Pornhub’s 2016 Year in Review ranked the word “Asian” alongside “lesbian” and “step-mom” in the top 20 search terms of the website. This fetishization of Asian women even has a name: “yellow fever”. And it is mostly based on that image of subservient and submissive women constructed throughout the years, opening space for violence, abuse and racism. “Yellow fever” objectifies an entire group of people and reduces them to stereotypes, creating this idea that Asians are all the same, instead of recognizing their personhood. So in a society that prioritizes individualism above all, this erasure of personality is a form of dehumanization.
The lack of individuality that follows the Asian community makes room for the “model minority myth”. The idea that Asians are more diligent, hardworking students and more successful may seem harmless, like any other stereotype, and maybe even positive. But the connotation that Asian people always stand out and therefore overcome the struggles of other people of color hides the prejudices and erasure they face in their everyday life. It reinforces that Asians are perpetual foreigners, making them often deny their identities and whitewash themselves to fit society’s standards. And beyond that, the model minority myth is commonly used to discredit other minorities, such as black and muslim people.
In order to deconstruct those stereotypes, a couple of initiatives and collectives are starting to pop up. All the way down in Brazil, the country with the biggest Japanese community — outside Japan — in the world, there is the Lótus PWR Platform. Composed by women of Japanese, Chinese and Korean ancestry, it even extended its scope to include women of Indian, Middle Eastern and Southeast Asian origin, proving that the term “Asian” should cover the whole continent, and not only the East part. The collective brings together Asian activists and artists and promotes a study group on Facebook about Asian Feminism. The creation of yet another feminist group does, however, induce some criticism. In response, Laís Miwa Higa, one of the founders of the group, said in an interview to Carta Capital, a Brazilian magazine: “A lot of people say that (…) it divides, breaks up, but actually, maybe society had already separated those groups. Didn’t these people already feel separate from an idea of Brazilianness and citizenship?”
Up in the USA, coming right after Brazil in the quantity of Japanese people living in the country, there is the Sad Asian Girls Club. Founded by Esther Fan and Olivia Park, both students of the Rhode Island School of Design in the USA, it is a self-funded and self-managed collective by and for Asian-American women who aim to break that passiveness and silence. They have already done quite a few projects, such as a three-part serie all about the model minority myth, pointing out the social standard Asian people are put into and how to dispel these stereotypes.

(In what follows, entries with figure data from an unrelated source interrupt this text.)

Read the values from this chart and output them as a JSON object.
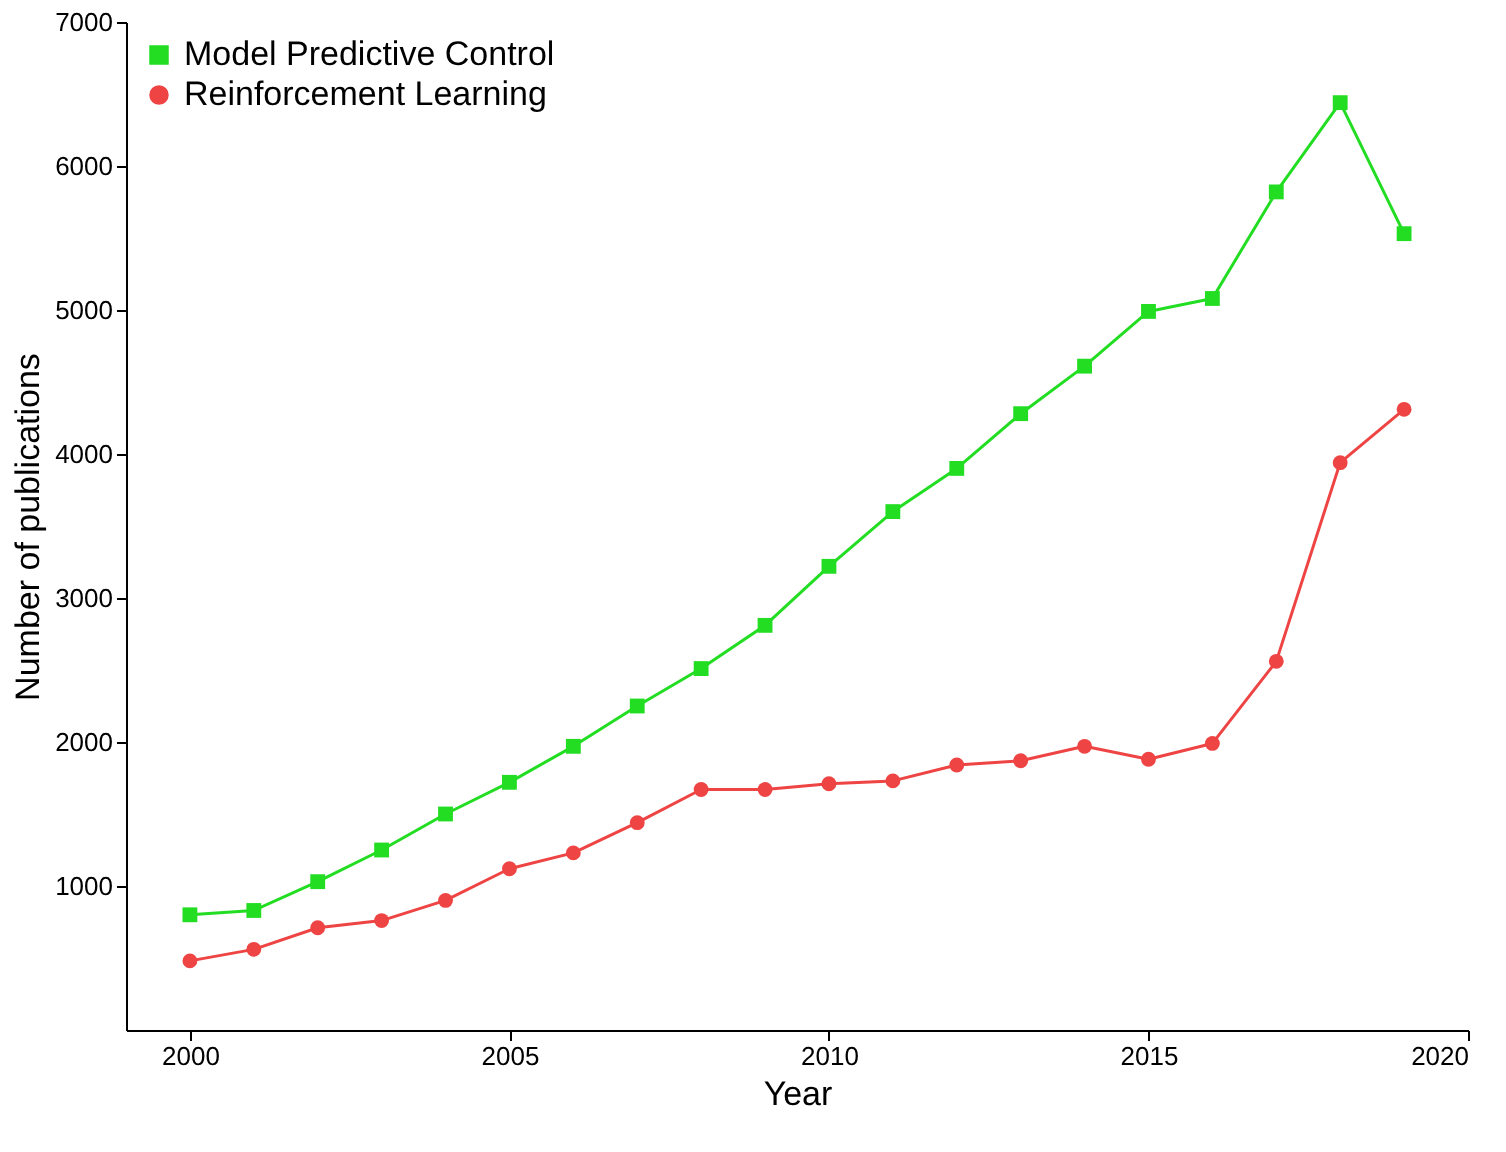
{
  "chart_data": {
    "type": "line",
    "xlabel": "Year",
    "ylabel": "Number of publications",
    "x": [
      2000,
      2001,
      2002,
      2003,
      2004,
      2005,
      2006,
      2007,
      2008,
      2009,
      2010,
      2011,
      2012,
      2013,
      2014,
      2015,
      2016,
      2017,
      2018,
      2019
    ],
    "series": [
      {
        "name": "Model Predictive Control",
        "color": "#22dd22",
        "marker": "square",
        "values": [
          800,
          830,
          1030,
          1250,
          1500,
          1720,
          1970,
          2250,
          2510,
          2810,
          3220,
          3600,
          3900,
          4280,
          4610,
          4990,
          5080,
          5820,
          6440,
          5530
        ]
      },
      {
        "name": "Reinforcement Learning",
        "color": "#ee4444",
        "marker": "circle",
        "values": [
          480,
          560,
          710,
          760,
          900,
          1120,
          1230,
          1440,
          1670,
          1670,
          1710,
          1730,
          1840,
          1870,
          1970,
          1880,
          1990,
          2560,
          3940,
          4310
        ]
      }
    ],
    "xlim": [
      1999,
      2020
    ],
    "xticks": [
      2000,
      2005,
      2010,
      2015,
      2020
    ],
    "ylim": [
      0,
      7000
    ],
    "yticks": [
      1000,
      2000,
      3000,
      4000,
      5000,
      6000,
      7000
    ],
    "grid": false,
    "legend": "top left",
    "line_style": "solid"
  }
}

Their first project, a video called “Have you eaten”, is all about the box that Asian women are forced to put themselves in, often even by their own families. Another project, this time a physical one, consisted of a serie of posters loudly proclaiming that “Asian women are not all quiet”, or that “Asian women are not your fetish”, or that “Asian women are not submissive”. It started as an online form, in which women could complete the sentence “Asian women are not_____”. Later, the answers were turned into posters and displayed around their University.
Besides these, there are still other initiatives, such as Perigo Amarelo Facebook page, The Coalition Zine, The Middle Eastern Feminist Facebook page and Reappropriate website.
Race and gender have always been intrinsically connected and should be discussed in unison. People of different racial backgrounds have different social experiences. And we, yellow women, are not all quiet. We want to speak up.